The Targets For Improving Health Care Capacity Are Too Low

Nova Scotia’s health care system, which includes long term care, is not keeping up with the need. Recent deaths of patients waiting for care in emergency departments are just one symptom of the problem. There are not enough doctors, not enough nurses, not enough facilities. This week’s “summit” had health care leaders discussing short term responses.

The province’s strategy for the long term is captured in its Action for Health plan. Unfortunately the key goals are vague and incomplete.

We are no closer than two years ago to the target of 135 family physicians per 100,000 Nova Scotians. The 32,566 new Nova Scotians added in the 12 months ending in October require 45 additional family physicians. The current rate of training and recruitment is inadequate.

Surgical wait times are lengthening and the percentage of Nova Scotians seeking a primary care provider is increasing.

The net increases in registered nurses and nurse practitioners are shown, but there is no estimate of how many are needed. The offloading times for ambulances are deteriorating.

Initiatives are planned to make care more efficient, more effective, or more culturally sensitive; some of these are still being defined.

Most advanced are long term and home care, where multiple facilities are being added, waiting lists are shortening, and staffing ratios are being enhanced. This can reduce pressure on hospital rooms, which will in turn provide some relief to emergency departments.

The problems long preceded the Houston government and are not easily resolved. Forecasting future need for health care staffing and facilities, informed by prudent demographic forecasts, has not been a part of budget planning.

On December 15th the government announced a smaller version of the Infirmary expansion, which would add up to 216 new beds, 16 new operating rooms, and a new emergency department. A separate building for cancer care will follow.

As well, they will expand Dartmouth General Hospital to include a new emergency department and more beds, add new in-patient services at the Cobequid Community Health Centre in Lower Sackville, and build two standalone care centres in HRM, including one with 195 beds near the Bayers Lake Community Outpatient Centre.

Some of these builds will enable gradual exiting from the deteriorating Victoria General building.

As well, planning will begin for a new mental health and addictions campus, a new Nova Scotia Rehabilitation and Arthritis Centre, and a new Heart Health Centre of Excellence.

Dividing the construction into multiple smaller parts was a good choice. Usable facilities will appear more quickly, and diverse locations will be more accessible for staff and patients.

Premier Houston acknowledged that the costs for all these is not yet known but will be in the billions. He is right to commit to building them before cost estimates are finalized. Many of the secondary pieces will be subject to competitive bidding, which should achieve some price discipline.

The announcement trumpeted a series of benefits, claiming that it “Reflects the needs of our growing population, both across the province and within Halifax Regional Municipality, which could grow by 29% by 2043.” That estimate would have HRM growing by 7,500 people per year for the next two decades.

Memo to premier: The population of HRM grew by 20,000 people in the most recently reported twelve-month period. At that rate its population will grow by more than 40% by 2033, half the time.

It is likely that 2022’s torrid pace will weaken, but it will still be well above 7,500. Let’s assume that over the next decade yearly provincial growth averages 25,000, of which 16,000 are in Halifax. That is consistent with the premier’s goal of reaching 2 million people in 2060. In that scenario health facilities and staffing will need to grow by 24%, in addition to what is needed to make up for today’s shortcomings.

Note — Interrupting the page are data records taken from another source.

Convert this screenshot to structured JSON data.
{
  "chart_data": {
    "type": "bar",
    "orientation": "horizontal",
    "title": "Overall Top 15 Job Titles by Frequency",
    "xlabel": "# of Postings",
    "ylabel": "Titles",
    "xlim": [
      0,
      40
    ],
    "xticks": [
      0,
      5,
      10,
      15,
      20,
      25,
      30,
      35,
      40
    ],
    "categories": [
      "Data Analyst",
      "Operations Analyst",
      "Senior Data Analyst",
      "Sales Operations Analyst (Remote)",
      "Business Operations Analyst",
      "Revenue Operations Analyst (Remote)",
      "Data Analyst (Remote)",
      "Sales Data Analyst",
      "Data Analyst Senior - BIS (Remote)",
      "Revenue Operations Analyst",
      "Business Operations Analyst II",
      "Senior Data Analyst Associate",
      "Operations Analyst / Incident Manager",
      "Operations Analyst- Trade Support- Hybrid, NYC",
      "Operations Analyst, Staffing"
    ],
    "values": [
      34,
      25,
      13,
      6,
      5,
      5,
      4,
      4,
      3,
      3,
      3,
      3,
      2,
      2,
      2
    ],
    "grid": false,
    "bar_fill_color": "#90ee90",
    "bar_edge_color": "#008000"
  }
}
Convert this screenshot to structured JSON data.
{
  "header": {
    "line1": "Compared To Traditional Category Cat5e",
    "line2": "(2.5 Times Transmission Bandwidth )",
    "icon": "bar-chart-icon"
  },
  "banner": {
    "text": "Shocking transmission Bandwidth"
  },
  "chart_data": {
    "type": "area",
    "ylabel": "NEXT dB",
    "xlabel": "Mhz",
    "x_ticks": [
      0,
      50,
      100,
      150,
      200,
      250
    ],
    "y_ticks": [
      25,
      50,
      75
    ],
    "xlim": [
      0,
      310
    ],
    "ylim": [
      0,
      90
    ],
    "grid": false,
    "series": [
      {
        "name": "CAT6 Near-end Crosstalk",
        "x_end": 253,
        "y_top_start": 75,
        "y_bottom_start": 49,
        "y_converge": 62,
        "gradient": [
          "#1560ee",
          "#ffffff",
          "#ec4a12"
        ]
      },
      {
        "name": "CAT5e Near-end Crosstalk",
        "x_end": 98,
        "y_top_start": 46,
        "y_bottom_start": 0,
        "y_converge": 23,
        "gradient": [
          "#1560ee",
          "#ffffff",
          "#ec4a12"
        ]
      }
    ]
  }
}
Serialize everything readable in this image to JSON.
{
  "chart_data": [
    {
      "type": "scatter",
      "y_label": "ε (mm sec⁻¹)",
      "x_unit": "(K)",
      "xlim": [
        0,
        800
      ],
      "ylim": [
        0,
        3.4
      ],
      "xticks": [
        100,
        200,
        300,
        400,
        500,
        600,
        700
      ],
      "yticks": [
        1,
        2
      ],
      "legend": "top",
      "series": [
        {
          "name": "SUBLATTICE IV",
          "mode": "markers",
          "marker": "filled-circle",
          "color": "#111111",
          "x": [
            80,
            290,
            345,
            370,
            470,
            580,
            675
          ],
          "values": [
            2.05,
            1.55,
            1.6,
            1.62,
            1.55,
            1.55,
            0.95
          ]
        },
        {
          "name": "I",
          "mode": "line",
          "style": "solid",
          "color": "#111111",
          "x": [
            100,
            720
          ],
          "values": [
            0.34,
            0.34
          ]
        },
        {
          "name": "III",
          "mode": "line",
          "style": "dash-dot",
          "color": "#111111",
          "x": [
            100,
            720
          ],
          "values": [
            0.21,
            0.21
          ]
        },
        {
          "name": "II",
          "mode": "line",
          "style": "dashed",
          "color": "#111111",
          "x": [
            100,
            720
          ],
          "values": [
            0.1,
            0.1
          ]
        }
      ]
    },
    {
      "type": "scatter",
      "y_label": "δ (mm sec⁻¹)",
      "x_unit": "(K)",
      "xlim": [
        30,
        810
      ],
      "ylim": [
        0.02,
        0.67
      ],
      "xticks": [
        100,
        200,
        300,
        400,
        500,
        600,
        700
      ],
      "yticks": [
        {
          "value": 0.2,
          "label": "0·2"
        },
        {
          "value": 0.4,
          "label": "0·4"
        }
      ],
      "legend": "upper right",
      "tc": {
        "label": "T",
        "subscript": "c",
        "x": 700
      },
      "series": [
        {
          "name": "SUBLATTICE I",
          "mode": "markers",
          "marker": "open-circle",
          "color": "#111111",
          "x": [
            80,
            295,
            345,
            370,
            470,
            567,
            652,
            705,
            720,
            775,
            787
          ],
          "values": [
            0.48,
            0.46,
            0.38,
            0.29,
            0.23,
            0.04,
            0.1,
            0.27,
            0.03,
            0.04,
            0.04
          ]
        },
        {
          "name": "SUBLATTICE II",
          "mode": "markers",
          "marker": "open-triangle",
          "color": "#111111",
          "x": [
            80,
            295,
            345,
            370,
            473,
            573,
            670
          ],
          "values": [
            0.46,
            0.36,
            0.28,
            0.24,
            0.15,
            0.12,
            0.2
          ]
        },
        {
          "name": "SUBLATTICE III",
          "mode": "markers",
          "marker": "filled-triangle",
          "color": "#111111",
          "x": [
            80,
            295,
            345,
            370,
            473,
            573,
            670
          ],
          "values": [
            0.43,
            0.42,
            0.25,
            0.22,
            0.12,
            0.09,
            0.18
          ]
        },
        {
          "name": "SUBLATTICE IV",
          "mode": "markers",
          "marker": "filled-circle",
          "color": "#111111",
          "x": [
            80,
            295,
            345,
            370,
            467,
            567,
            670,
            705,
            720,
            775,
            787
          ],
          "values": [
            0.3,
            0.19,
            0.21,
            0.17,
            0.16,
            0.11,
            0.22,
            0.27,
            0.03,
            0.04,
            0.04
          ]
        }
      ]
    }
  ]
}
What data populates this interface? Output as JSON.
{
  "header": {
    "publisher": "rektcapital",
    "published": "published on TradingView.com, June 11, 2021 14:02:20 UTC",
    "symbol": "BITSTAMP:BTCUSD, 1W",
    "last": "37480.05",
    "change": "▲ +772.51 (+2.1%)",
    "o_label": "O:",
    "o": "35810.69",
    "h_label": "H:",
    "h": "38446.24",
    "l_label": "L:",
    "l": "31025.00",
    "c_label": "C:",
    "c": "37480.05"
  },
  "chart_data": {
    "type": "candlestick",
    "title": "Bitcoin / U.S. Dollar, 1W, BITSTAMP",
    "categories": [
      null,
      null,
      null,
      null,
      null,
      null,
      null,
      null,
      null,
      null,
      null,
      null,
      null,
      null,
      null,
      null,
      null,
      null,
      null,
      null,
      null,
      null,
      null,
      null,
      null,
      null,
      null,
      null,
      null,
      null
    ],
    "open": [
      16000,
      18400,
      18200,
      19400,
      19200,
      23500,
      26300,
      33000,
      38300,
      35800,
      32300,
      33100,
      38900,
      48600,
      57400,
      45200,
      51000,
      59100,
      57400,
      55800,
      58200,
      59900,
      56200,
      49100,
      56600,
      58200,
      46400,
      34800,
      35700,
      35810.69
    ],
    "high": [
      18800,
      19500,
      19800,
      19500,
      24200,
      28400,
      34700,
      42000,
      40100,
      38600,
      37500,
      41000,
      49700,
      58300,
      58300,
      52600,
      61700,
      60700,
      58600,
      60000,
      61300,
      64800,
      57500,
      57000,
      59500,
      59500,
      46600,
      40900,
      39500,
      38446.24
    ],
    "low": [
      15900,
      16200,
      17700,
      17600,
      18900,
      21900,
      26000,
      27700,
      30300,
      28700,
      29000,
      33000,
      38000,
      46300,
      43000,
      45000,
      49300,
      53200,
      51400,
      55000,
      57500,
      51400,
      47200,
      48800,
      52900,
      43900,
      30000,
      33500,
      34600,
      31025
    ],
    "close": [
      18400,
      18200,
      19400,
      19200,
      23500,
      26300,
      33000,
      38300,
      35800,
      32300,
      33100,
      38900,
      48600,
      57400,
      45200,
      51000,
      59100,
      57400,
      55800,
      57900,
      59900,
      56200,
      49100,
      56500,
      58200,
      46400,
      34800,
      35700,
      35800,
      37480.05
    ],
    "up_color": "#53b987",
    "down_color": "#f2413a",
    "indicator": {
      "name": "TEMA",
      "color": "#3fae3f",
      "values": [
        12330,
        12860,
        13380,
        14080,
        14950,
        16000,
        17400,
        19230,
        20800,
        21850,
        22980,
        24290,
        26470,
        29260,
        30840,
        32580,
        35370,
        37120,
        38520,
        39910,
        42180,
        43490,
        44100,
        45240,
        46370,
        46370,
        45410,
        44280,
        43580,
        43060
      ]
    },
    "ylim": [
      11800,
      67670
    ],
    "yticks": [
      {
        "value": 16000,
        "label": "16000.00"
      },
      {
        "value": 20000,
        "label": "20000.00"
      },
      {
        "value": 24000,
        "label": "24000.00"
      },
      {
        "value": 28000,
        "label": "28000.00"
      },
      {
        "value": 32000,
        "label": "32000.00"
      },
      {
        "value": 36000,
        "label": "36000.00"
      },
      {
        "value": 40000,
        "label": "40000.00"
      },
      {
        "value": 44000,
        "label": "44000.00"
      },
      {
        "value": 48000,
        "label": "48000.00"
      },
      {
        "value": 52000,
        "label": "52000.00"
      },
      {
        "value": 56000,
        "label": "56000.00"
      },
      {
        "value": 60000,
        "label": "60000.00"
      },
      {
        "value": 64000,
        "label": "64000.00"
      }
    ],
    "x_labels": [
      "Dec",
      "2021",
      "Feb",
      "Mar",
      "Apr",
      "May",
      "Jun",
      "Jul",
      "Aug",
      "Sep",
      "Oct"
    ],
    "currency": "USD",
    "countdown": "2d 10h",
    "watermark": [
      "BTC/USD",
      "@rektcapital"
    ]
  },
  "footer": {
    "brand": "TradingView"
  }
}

That means many more facilities than currently contemplated. The same is true for health professionals. Today, Nova Scotia Health has 195 vacancies posted,117 of those are in family medicine. As well, retirements need to be replaced: 25% of practicing family physicians and 23% of practicing specialists are 60 years of age and older.

All that needs to be dealt with, plus supporting anticipated growth. As advocated by NS Health, primary care teams of health professionals who collaborate to meet patient needs can be part of the solution. So can broader scopes for nurse practitioners, pharmacists, and other health professionals.

The good news is that the growing population reduces our average age, adds considerably to the province’s tax revenue, and increases its share of federal health transfers and equalization payments. That plus good discipline on other spending will make it possible to afford the many billions that will be necessary to bring the system up to scratch.

A realistic picture of the shortfalls in people and facilities will not be pretty but is essential. Otherwise, today’s unsatisfactory delivery of health care will never be fixed.